David discusses how there are no uranium mines in the world that can make money at the $18.00 level and why it made sense to call that as a market bottom. He says $40 dollar uranium looks to be the necessary price for production to begin. In the longer term, going out to 2025, prices will need be a lot higher.
KazAtomProm is discussed, how their recent production cuts and restructuring to a more commercial business style from a state run industry is benefiting the uranium market. Mr. Cates details underfeeding which is a reference to the enrichment process and how it can dramatically affect the supply and thus the price in both good and bad markets.

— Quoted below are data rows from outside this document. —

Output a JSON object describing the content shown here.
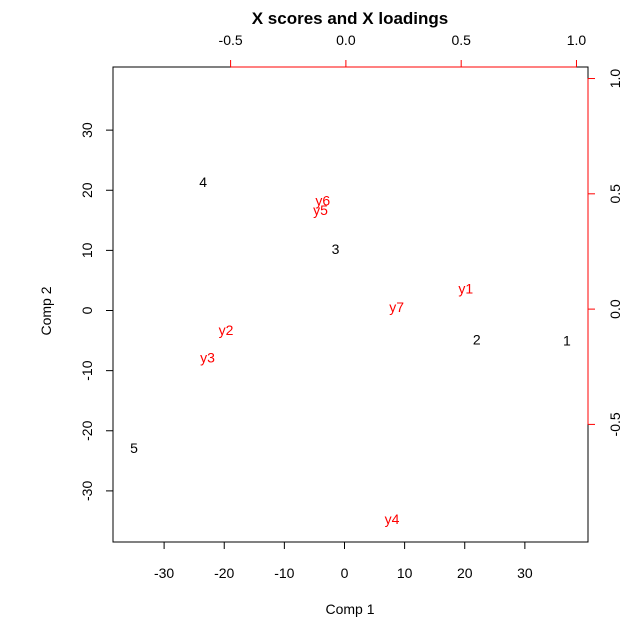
{
  "chart_data": {
    "type": "scatter",
    "title": "X scores and X loadings",
    "xlabel": "Comp 1",
    "ylabel": "Comp 2",
    "xlim": [
      -38.5,
      40.5
    ],
    "ylim": [
      -38.5,
      40.5
    ],
    "x_ticks": [
      -30,
      -20,
      -10,
      0,
      10,
      20,
      30
    ],
    "y_ticks": [
      -30,
      -20,
      -10,
      0,
      10,
      20,
      30
    ],
    "secondary_x_lim": [
      -1.01,
      1.05
    ],
    "secondary_y_lim": [
      -1.01,
      1.05
    ],
    "secondary_x_ticks": [
      "-0.5",
      "0.0",
      "0.5",
      "1.0"
    ],
    "secondary_y_ticks": [
      "-0.5",
      "0.0",
      "0.5",
      "1.0"
    ],
    "secondary_x_tick_values": [
      -0.5,
      0.0,
      0.5,
      1.0
    ],
    "secondary_y_tick_values": [
      -0.5,
      0.0,
      0.5,
      1.0
    ],
    "secondary_axis_color": "#ff0000",
    "score_color": "#000000",
    "loading_color": "#ff0000",
    "scores": [
      {
        "label": "1",
        "x": 37.0,
        "y": -5.0
      },
      {
        "label": "2",
        "x": 22.0,
        "y": -4.8
      },
      {
        "label": "3",
        "x": -1.5,
        "y": 10.2
      },
      {
        "label": "4",
        "x": -23.5,
        "y": 21.4
      },
      {
        "label": "5",
        "x": -35.0,
        "y": -22.9
      }
    ],
    "loadings": [
      {
        "label": "y1",
        "x": 0.52,
        "y": 0.09
      },
      {
        "label": "y2",
        "x": -0.52,
        "y": -0.09
      },
      {
        "label": "y3",
        "x": -0.6,
        "y": -0.21
      },
      {
        "label": "y4",
        "x": 0.2,
        "y": -0.91
      },
      {
        "label": "y5",
        "x": -0.11,
        "y": 0.43
      },
      {
        "label": "y6",
        "x": -0.1,
        "y": 0.47
      },
      {
        "label": "y7",
        "x": 0.22,
        "y": 0.01
      }
    ]
  }
}
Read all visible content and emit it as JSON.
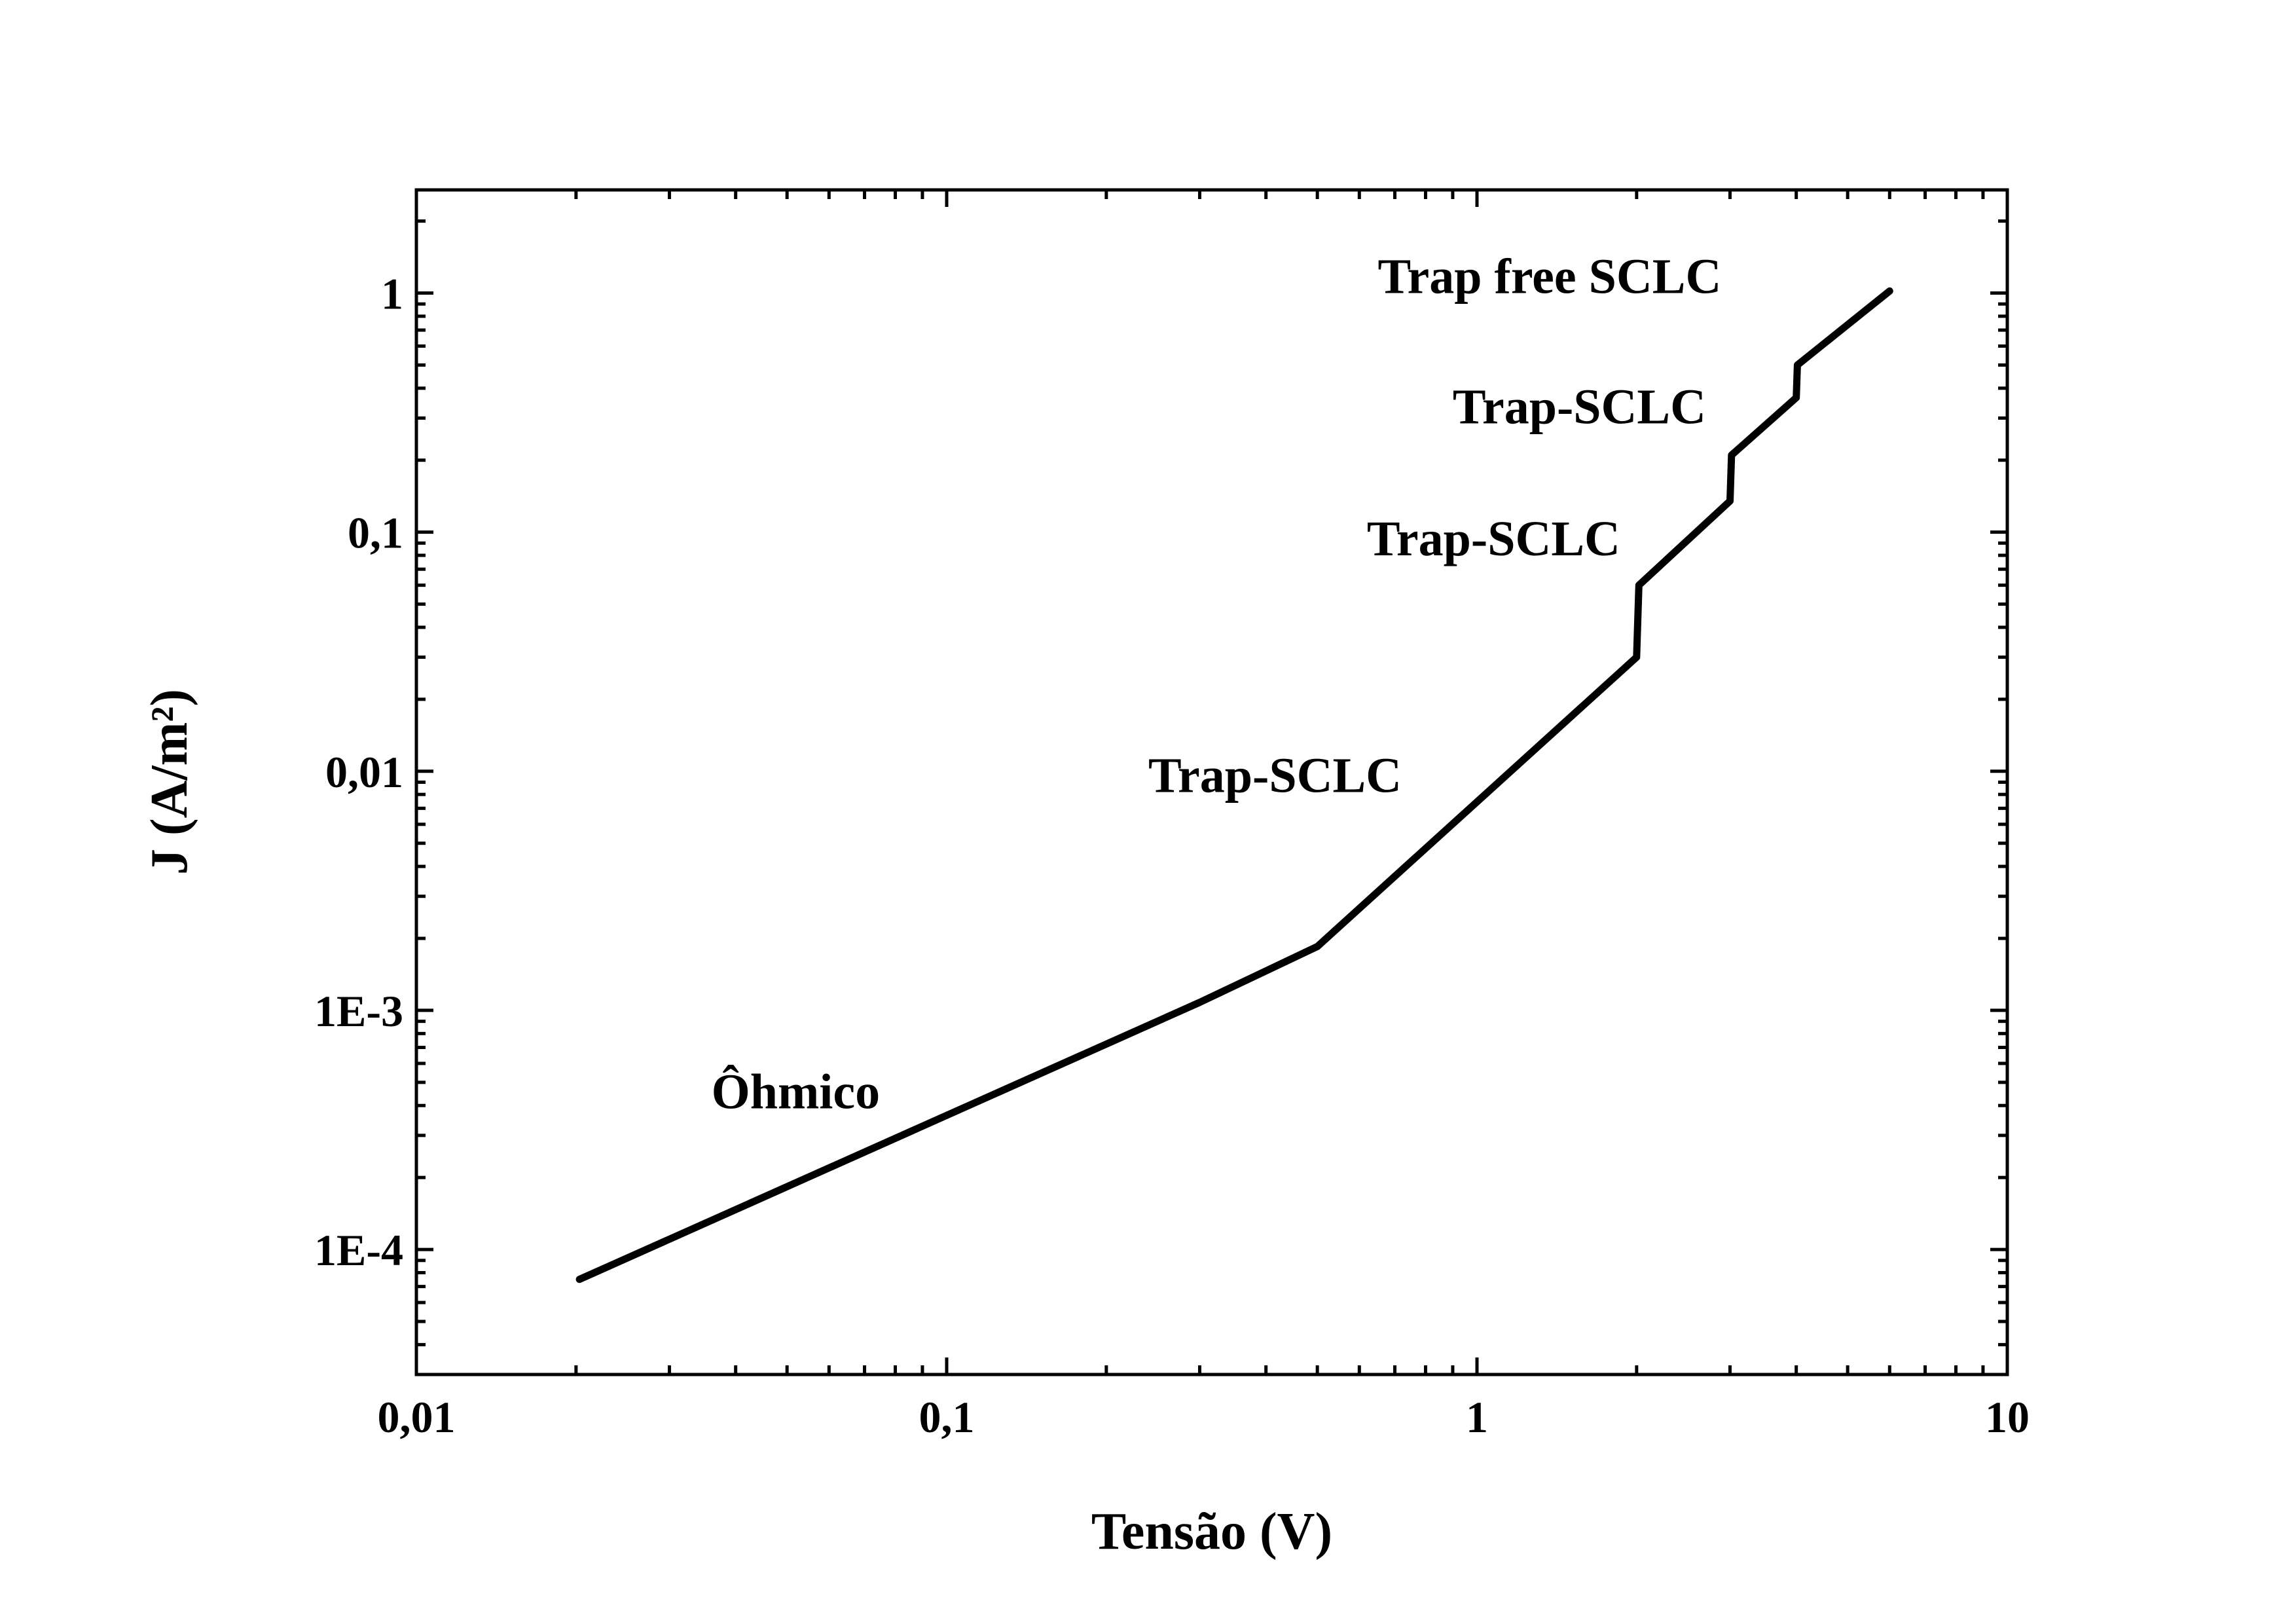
{
  "chart_data": {
    "type": "line",
    "xlabel": "Tensão (V)",
    "ylabel": "J (A/m²)",
    "xscale": "log",
    "yscale": "log",
    "xlim": [
      0.01,
      10
    ],
    "ylim": [
      3e-05,
      2.7
    ],
    "grid": false,
    "x_ticks": [
      {
        "value": 0.01,
        "label": "0,01"
      },
      {
        "value": 0.1,
        "label": "0,1"
      },
      {
        "value": 1,
        "label": "1"
      },
      {
        "value": 10,
        "label": "10"
      }
    ],
    "y_ticks": [
      {
        "value": 0.0001,
        "label": "1E-4"
      },
      {
        "value": 0.001,
        "label": "1E-3"
      },
      {
        "value": 0.01,
        "label": "0,01"
      },
      {
        "value": 0.1,
        "label": "0,1"
      },
      {
        "value": 1,
        "label": "1"
      }
    ],
    "series": [
      {
        "color": "#000000",
        "points": [
          [
            0.0203,
            7.5e-05
          ],
          [
            0.3,
            0.00108
          ],
          [
            0.5,
            0.00185
          ],
          [
            2.0,
            0.03
          ],
          [
            2.02,
            0.06
          ],
          [
            3.0,
            0.135
          ],
          [
            3.02,
            0.21
          ],
          [
            4.0,
            0.365
          ],
          [
            4.02,
            0.5
          ],
          [
            6.0,
            1.02
          ]
        ]
      }
    ],
    "annotations": [
      {
        "text": "Ôhmico",
        "x": 0.036,
        "y": 0.00039
      },
      {
        "text": "Trap-SCLC",
        "x": 0.24,
        "y": 0.0082
      },
      {
        "text": "Trap-SCLC",
        "x": 0.62,
        "y": 0.08
      },
      {
        "text": "Trap-SCLC",
        "x": 0.9,
        "y": 0.285
      },
      {
        "text": "Trap free SCLC",
        "x": 0.65,
        "y": 1.0
      }
    ]
  }
}
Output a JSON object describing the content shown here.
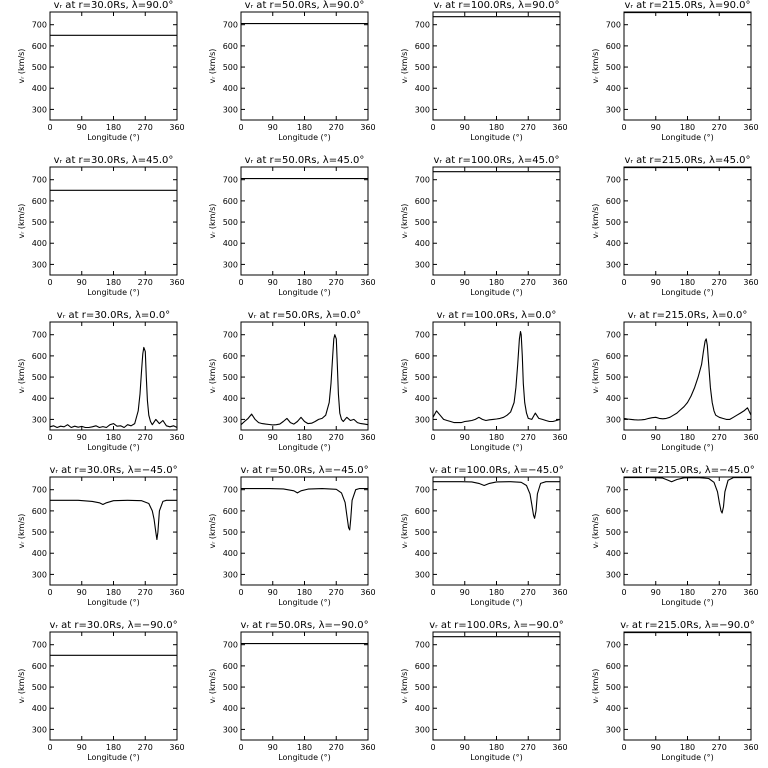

Unlike oil and gas which takes days, uranium mines require five to ten years to begin production.
He discusses Denison Mines and their interest in GoviEx in Africa, how they have a good resource base and how it could become a billion dollar company. Denison is very well capitalized having recently raised 20 million in financing and and has the flexibility to do what will be needed.
Talking Points From This Week’s Episode:
• Many uranium projects are still in the planning phases, production is a long way off.
• Beginning of a uranium super cycle, China will drive demand.
• Underfeeding, how it can dramatically affect uranium supply.
• 2015 and 2016 have seen the largest growth in nuclear generation capacity in 25 years.
David D. Cates is the President and CEO of Denison Mines Corp. and Uranium Participation Corp. He is a Chartered Professional Accountant and holds a Master of Accounting and a B.A. Degree.
As Chief Financial Officer, Mr. Cates played a key role in the Company’s mergers and acquisitions activities – leading the acquisition of Rockgate Capital Corp. and International Enexco Ltd. Mr. Cates joined Denison in 2008 and held the position of Director, Taxation prior to his appointment as Chief Financial Officer. Prior to joining the Company, Mr. Cates held positions at Kinross Gold Corp. and PwC LLP with a focus on the resource industry.